Jinqi Ling

Jinqi Ling’s teaching and research focus on Asian American literary studies as a discourse constructed out of its engagement with and articulation through a specific set of historical contingencies and contexts. He is particularly interested in exploring the referential or cognitive function of this literature, as well as the conditions of its production and reproduction open to symptomatic reading and ideological transcoding. His research method is chiefly informed by versions of Russian Formalism and, to a lesser extent, of structuralism and poststructuralism, with an emphasis on historicized aesthetics and formally motivated cultural criticism.

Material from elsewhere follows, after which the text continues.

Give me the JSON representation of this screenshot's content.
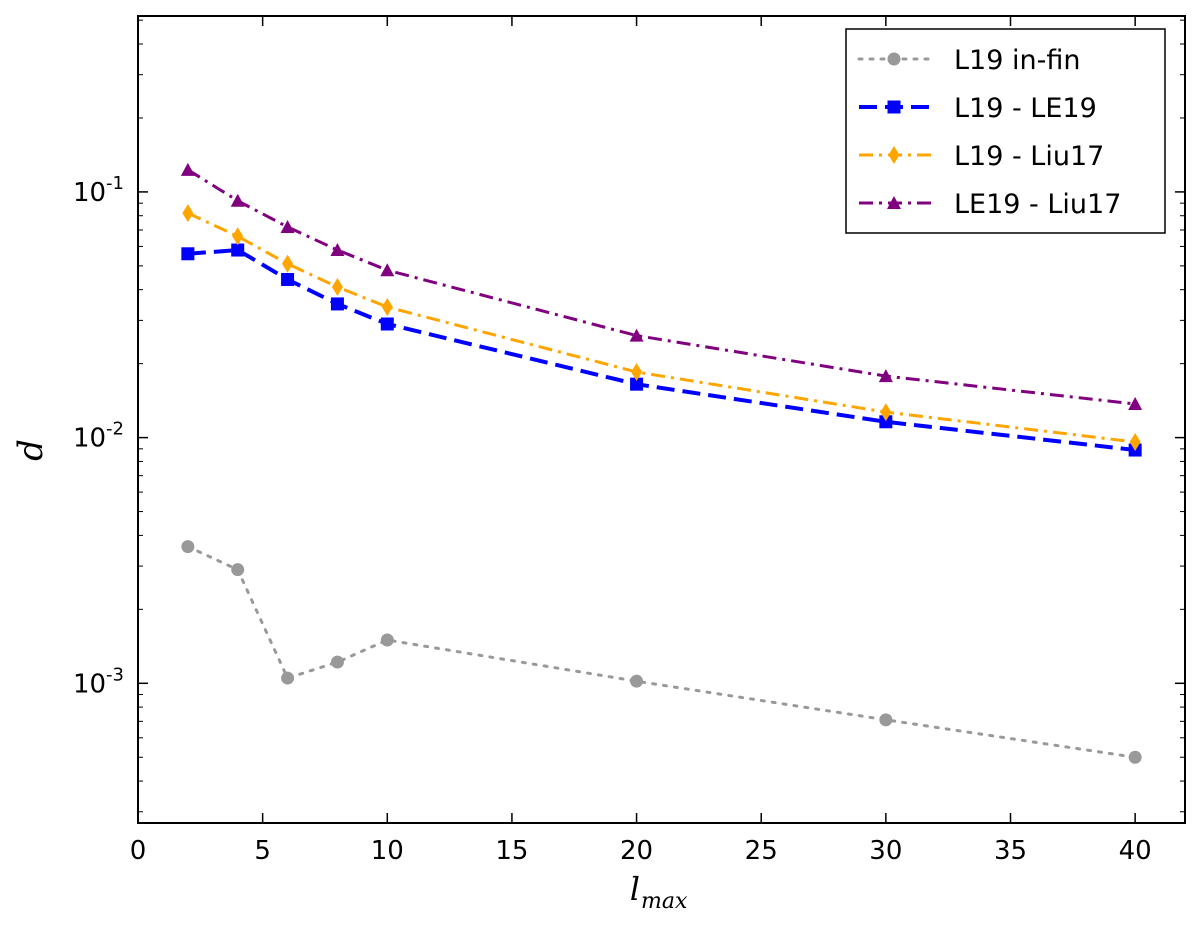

He is the author of three monographs: Narrating Nationalisms: Ideology and Form in Asian American Literature (Oxford UP, 1998); Across Meridians: History and Figuration in Karen Tei Yamashita’s Transnational Novels (Stanford UP, 2012); and Asian American Literature (Bloomsbury’s essential criticism series, 2022). He is currently working on an article titled “Open Realist Genre, Riven Humanism: Rehistoricizing Yanghill Kang’s East Goes West,” and a book manuscript titled “The Experimental Temper: Early Asian American Prose Fiction and Its Formal Search, 1937-1968.”

Areas of Interest

Critical theory; Asian American literature; genre studies; and representational concerns at the intersection between realism and high modernism/early postmodernism

Marjorie Kagawa-Singer

Dr. Marjorie Kagawa-Singer is a professor at the UCLA School of Public Health and Asian American Studies Center. Presently her research focuses on developing standards of cultural competence in health care research and practice and reducing disparities in health outcomes for populations of color, especially Asian Americans, Native Hawaiians, and other Pacific Islanders. Dr. Kagawa-Singer serves on multiple local, state, and national committees involved with issues of ethnicity and health care. She has published, lectured nationally and internationally, and taught extensively on issues in cross-cultural health care, cancer, pain, grief and bereavement, end of life decision-making, and quality of life. She also serves as a consultant to community groups to reach underserved populations with cancer education and services.

Areas of Interest

Health disparities in cancer control among diverse ethnic populations; development of cross-culturally valid concepts and measures to expand existing behavior theories in PH using qualitative research methods, and applied through intervention studies primarily in the Asian American communities. Cultural competency training for health professionals, doctor/patient communication, and end-of-life care in multicultural populations.